Junge klettert

Gesunde Verdauung bei Kindern

Kinder haben einen natürlichen Bewegungsdrang. Beim Laufen, Rennen, Springen und Klettern kommt der Kreislauf auf Trab, der Stoffwechsel wird angeregt und auch die Arbeit des Verdauungssystems.

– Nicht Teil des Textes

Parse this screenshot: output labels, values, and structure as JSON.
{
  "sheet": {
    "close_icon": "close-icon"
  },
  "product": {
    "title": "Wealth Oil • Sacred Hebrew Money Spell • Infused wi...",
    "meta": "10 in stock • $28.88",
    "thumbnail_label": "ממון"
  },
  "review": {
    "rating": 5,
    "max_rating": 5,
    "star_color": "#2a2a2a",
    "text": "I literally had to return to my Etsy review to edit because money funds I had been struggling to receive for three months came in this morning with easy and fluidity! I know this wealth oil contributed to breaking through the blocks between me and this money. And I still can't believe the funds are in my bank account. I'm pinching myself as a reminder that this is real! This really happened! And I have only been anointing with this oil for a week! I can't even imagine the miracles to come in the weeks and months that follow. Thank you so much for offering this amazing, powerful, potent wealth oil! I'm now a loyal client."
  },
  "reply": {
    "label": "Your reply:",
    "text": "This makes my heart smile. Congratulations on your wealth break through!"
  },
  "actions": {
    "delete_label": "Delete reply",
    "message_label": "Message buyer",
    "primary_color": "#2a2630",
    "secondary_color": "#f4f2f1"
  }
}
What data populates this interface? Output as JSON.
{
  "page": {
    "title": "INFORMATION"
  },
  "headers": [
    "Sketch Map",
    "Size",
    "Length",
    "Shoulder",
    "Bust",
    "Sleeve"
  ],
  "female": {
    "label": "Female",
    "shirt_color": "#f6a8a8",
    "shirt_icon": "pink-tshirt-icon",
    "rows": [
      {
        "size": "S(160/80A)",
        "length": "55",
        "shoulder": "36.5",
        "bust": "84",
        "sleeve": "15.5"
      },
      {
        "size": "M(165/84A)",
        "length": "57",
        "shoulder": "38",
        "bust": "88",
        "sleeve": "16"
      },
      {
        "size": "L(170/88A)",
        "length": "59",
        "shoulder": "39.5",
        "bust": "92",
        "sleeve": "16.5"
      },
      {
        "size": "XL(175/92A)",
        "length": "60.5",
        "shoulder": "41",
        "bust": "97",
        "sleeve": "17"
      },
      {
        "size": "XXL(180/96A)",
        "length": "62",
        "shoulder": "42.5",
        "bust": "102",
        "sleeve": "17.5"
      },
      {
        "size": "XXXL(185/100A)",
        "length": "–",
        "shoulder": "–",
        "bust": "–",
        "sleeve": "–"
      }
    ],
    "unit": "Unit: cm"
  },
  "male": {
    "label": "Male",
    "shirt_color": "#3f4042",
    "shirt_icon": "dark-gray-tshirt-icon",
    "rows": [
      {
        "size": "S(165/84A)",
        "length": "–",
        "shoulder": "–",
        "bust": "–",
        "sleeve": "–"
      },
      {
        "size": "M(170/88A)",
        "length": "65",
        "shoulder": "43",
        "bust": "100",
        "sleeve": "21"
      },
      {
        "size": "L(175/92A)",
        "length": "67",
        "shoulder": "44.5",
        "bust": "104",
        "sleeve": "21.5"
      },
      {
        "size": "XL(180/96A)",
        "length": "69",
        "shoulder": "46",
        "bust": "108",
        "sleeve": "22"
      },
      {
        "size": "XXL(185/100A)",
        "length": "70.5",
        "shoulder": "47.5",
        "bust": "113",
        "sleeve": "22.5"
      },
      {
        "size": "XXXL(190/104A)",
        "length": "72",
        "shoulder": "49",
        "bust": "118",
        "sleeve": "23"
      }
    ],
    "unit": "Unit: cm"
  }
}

Leider wird dieser natürliche Impuls heute häufig ausgebremst durch stundenlanges Sitzen vor dem Fernseher und auch dadurch, dass die Sprösslinge vorwiegend chauffiert werden, statt beispielsweise den Schulweg oder die Strecke zum Freund zu Fuß zurückzulegen. Eine erste Maßnahme, die der Verdauung auf die Sprünge helfen kann lautet daher: mehr bewegen und die Fähigkeiten des eigenen Körpers neu entdecken.

Mädchen mit Radieschen

Ballaststoffe helfen

Eine Ernährung, die der Verdauung gut tut, setzt sich aus folgenden Bausteinen zusammen: Vollkornprodukte, Obst, Gemüse und fettarme Sauermilchprodukte wie Joghurt, Kefir oder Buttermilch. Auch ausreichendes Trinken von Mineralwasser, Kräuter- oder Früchtetees oder Saftschorlen gehört dazu.

Die Empfehlung der Deutschen Gesellschaft für Ernährung, fünf mal am Tag Obst oder Gemüse zu verzehren, gilt bereits für Kinder. Fünf Portionen, die jeweils etwa dem entsprechen, was eine Kinderhand fassen kann, über den Tag verteilt, sorgen dafür, dass der kindliche Organismus reichlich verdauungsfördernde Ballaststoffe sowie lebenswichtige Vitamine und Mineralstoffe bekommt. Kinder, die diese Lebensmittel ablehnen, lassen sich meist mit einfachen Tricks „überzeugen“.

Ganz wichtig: Eltern sind Vorbilder. Wer sein Kind zu einer gesunden Ernährung erziehen will, sollte ihm vorleben, wie’s geht.

Mädchen auf Toilette

Was fühlt die Kinderseele

Auch andere Ursachen können der Grund sein. Sie können beispielsweise eine Reaktion auf Verlustängste sein, ausgelöst durch Veränderungen der Lebensumstände wie die Geburt eines Geschwisterkindes oder die Trennung der Eltern. In solchen Fällen brauchen Kinder besonders viel Aufmerksamkeit und Verständnis. Manchmal sind die Gründe noch naheliegender: Es geht morgens hektisch zu, und die Zeit für den Gang auf die Toilette ist zu knapp. Wenn der Wecker eine Viertelstunde früher klingelt, ist das Problem im Idealfall gelöst. Die Toiletten in Kindergärten und Schulen sind oft nicht einladend. Vor allem ist man dort kaum ungestört. Ein fester Verdauungsrhythmus, zu dem sich der menschliche Darm sehr gut erziehen lässt, ermöglicht es das „große Geschäft“ dann zu erledigen, wenn man zu Hause ist und die eigene Toilette benutzen kann.

Massage des Bauches

Wohlfühl-Massagen

Im akuten Fall schafft häufig schon Mamas oder Papas warme Hand auf dem Bauch ein angenehmes Gefühl. Mit sanftem Kreisen auf dem Unterbauch lässt sich die Darmmotorik stimulieren. Nähe und Geborgenheit tragen dazu bei, dass sich das Kind entspannt.